At the war council before the battle against the dead, Bran explains that the Night King wants to create an endless winter and will try to kill him during the fight because of his ability to hold humanity's collective memories. He persuades the council to let him wait in the Godswood as bait for the Night King. Theon, who has returned to Winterfell to fight the dead with his men, offers to defend Bran, while Jon and Daenerys plan to hide and wait to attack the Night King when he appears. The Night King eventually breaches the castle and approaches Bran, killing Theon in the process. He is about to kill Bran, but Arya intervenes and manages to stab the Night King with the Valyrian steel dagger, destroying the Night King along with all the other White Walkers and undead he raised.

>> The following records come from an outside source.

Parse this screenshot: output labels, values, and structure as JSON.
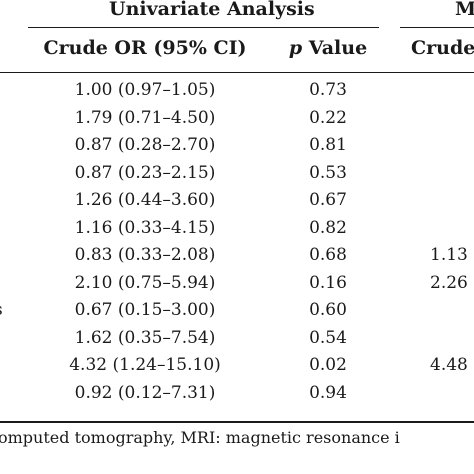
{
  "header": {
    "group_univariate": "Univariate Analysis",
    "group_multivariate_partial": "M",
    "col_crude_or": "Crude OR (95% CI)",
    "col_p_prefix": "p",
    "col_p_suffix": " Value",
    "col_crude_partial": "Crude"
  },
  "rows": [
    {
      "label": "",
      "or": "1.00 (0.97–1.05)",
      "p": "0.73",
      "right": ""
    },
    {
      "label": "",
      "or": "1.79 (0.71–4.50)",
      "p": "0.22",
      "right": ""
    },
    {
      "label": "",
      "or": "0.87 (0.28–2.70)",
      "p": "0.81",
      "right": ""
    },
    {
      "label": "",
      "or": "0.87 (0.23–2.15)",
      "p": "0.53",
      "right": ""
    },
    {
      "label": "",
      "or": "1.26 (0.44–3.60)",
      "p": "0.67",
      "right": ""
    },
    {
      "label": "",
      "or": "1.16 (0.33–4.15)",
      "p": "0.82",
      "right": ""
    },
    {
      "label": "",
      "or": "0.83 (0.33–2.08)",
      "p": "0.68",
      "right": "1.13"
    },
    {
      "label": "",
      "or": "2.10 (0.75–5.94)",
      "p": "0.16",
      "right": "2.26"
    },
    {
      "label": "s",
      "or": "0.67 (0.15–3.00)",
      "p": "0.60",
      "right": ""
    },
    {
      "label": "",
      "or": "1.62 (0.35–7.54)",
      "p": "0.54",
      "right": ""
    },
    {
      "label": "",
      "or": "4.32 (1.24–15.10)",
      "p": "0.02",
      "right": "4.48"
    },
    {
      "label": "",
      "or": "0.92 (0.12–7.31)",
      "p": "0.94",
      "right": ""
    }
  ],
  "footnote": "omputed tomography, MRI: magnetic resonance i"
}
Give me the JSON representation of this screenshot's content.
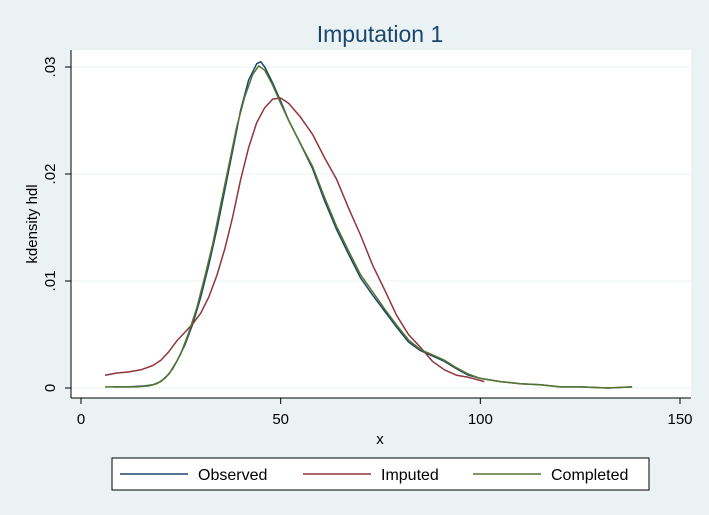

Westeros is left without a ruler when, after Daenerys successfully wrests King's Landing from Cersei Lannister, she proceeds to burn the surrendered populace of the city, during which Cersei is also killed. Jon fails to dissuade Daenerys from further destruction and ultimately assassinates her. He is arrested. Weeks later, Tyrion Lannister proposes choosing Bran as the new king before a council of the lords and ladies of Westeros. He reasons that it would make a good story to unite the people, suggesting that future kings be elected by the lords of Westeros rather than inheriting the crown. When Tyrion asks Bran if he is willing to be king, Bran replies, "Why do you think I came all this way?" The council holds a vote and all agree except for Sansa, who instead requests the North's independence as it was before Aegon Targaryen's conquest, which Bran accepts. Tyrion subsequently declares Bran as Bran the Broken, King of the Six Kingdoms. He appoints Tyrion as his Hand of the King to compensate for the mistakes he made as Daenerys's Hand. Later, Brienne of Tarth, Bronn, Davos Seaworth, and Sam form Bran's small council. It is revealed that Bran has decided to exile Jon to the Night's Watch for killing Daenerys as a compromise to appease Daenerys's supporters and avoid another civil war. As Jon leaves, he apologizes to Bran for not being there for him, but Bran responds, "You were exactly where you were supposed to be." Bran tasks himself with finding Drogon.